Und das Problem lag auch gar nicht im Bankensektor, würde ich mal sagen; es lag schlicht und einfach daran, dass die Banken ihre Risiken zu unterschiedlich verteilt hatten. Man hört ja, ein Großteil des Kapitals sei in Griechenland investiert, und das macht jetzt die Probleme. Wenn der Bankensektor möglicherweise diversifizierter gewirtschaftet hätte, wäre auch das Geschäftsmodell am Leben. Die Schweiz ist diversifizierter, hat aber auch ihre Probleme, Luxemburg ganz ähnlich. Es kommt am Ende auf die richtige Mischung an, wobei man immer erst weiß, was richtig ist, wenn die Situation eingetreten ist. Leichter gesagt als getan.

Welty: Das ist ja meistens so im Leben. – Wenn Sie in diesem Zusammenhang noch mal die Cayman Islands in den Blick nehmen, den fünftgrößten Finanzplatz der Welt mit nur 50.000 Einwohnern, wie lange kann ein solches System stabil bleiben?

Thomes: Unendlich, würde ich mal sagen. Also die Geschichte hat gezeigt, dass diese Systeme sehr langlebig sind.

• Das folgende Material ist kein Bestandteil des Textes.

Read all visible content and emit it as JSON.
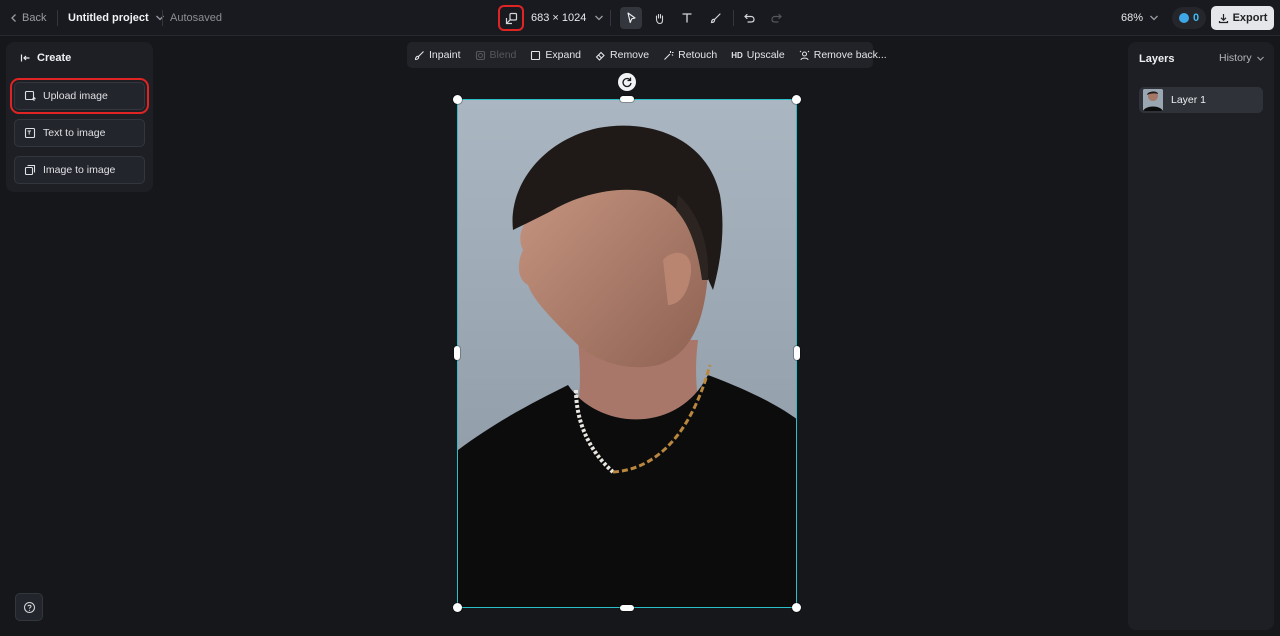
{
  "topbar": {
    "back_label": "Back",
    "project_name": "Untitled project",
    "save_status": "Autosaved",
    "canvas_size": "683 × 1024",
    "zoom_level": "68%",
    "credits": "0",
    "export_label": "Export"
  },
  "left_panel": {
    "title": "Create",
    "items": [
      {
        "label": "Upload image",
        "icon": "upload-image-icon"
      },
      {
        "label": "Text to image",
        "icon": "text-to-image-icon"
      },
      {
        "label": "Image to image",
        "icon": "image-to-image-icon"
      }
    ]
  },
  "edit_toolbar": {
    "tools": [
      {
        "label": "Inpaint",
        "icon": "inpaint-brush-icon",
        "enabled": true
      },
      {
        "label": "Blend",
        "icon": "blend-icon",
        "enabled": false
      },
      {
        "label": "Expand",
        "icon": "expand-icon",
        "enabled": true
      },
      {
        "label": "Remove",
        "icon": "eraser-icon",
        "enabled": true
      },
      {
        "label": "Retouch",
        "icon": "magic-wand-icon",
        "enabled": true
      },
      {
        "label": "Upscale",
        "icon": "hd-icon",
        "enabled": true
      },
      {
        "label": "Remove back...",
        "icon": "remove-background-icon",
        "enabled": true
      }
    ],
    "hd_text": "HD"
  },
  "right_panel": {
    "title": "Layers",
    "history_label": "History",
    "layers": [
      {
        "name": "Layer 1"
      }
    ]
  },
  "colors": {
    "accent_selection": "#2dbfc9",
    "highlight_red": "#e02424",
    "background": "#16171b"
  }
}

Es kommt halt immer darauf an, das Risiko, ich sage mal, richtig einzuschätzen, beziehungsweise wichtiger noch, das Risiko entsprechend zu verteilen. Die Frage, wie lange dieses Geschäftsmodell bleibt, ist davon abhängig, wie lange die Weltgemeinschaft es duldet. Wir haben aber keine Sanktionsmöglichkeiten, brauchen auch keine. Wenn die Dinge funktionieren, ist den 50.000 Leuten, die auf dem Kaiman-Inseln leben, bestens damit gedient.

Welty: Grau ist eben alle Theorie auch in der Wirtschaftsgeschichte.

Thomes: Ja!

Welty: Paul Thomes, Wirtschaftshistoriker an der RWTH in Aachen, und nach diesem Gespräch hier dürfen Sie sich gerne auf eine Insel Ihrer Wahl zurückziehen. Ich danke Ihnen sehr!

Thomes: Ja, ich danke ebenfalls. – Gerne! – Auf Wiedersehen!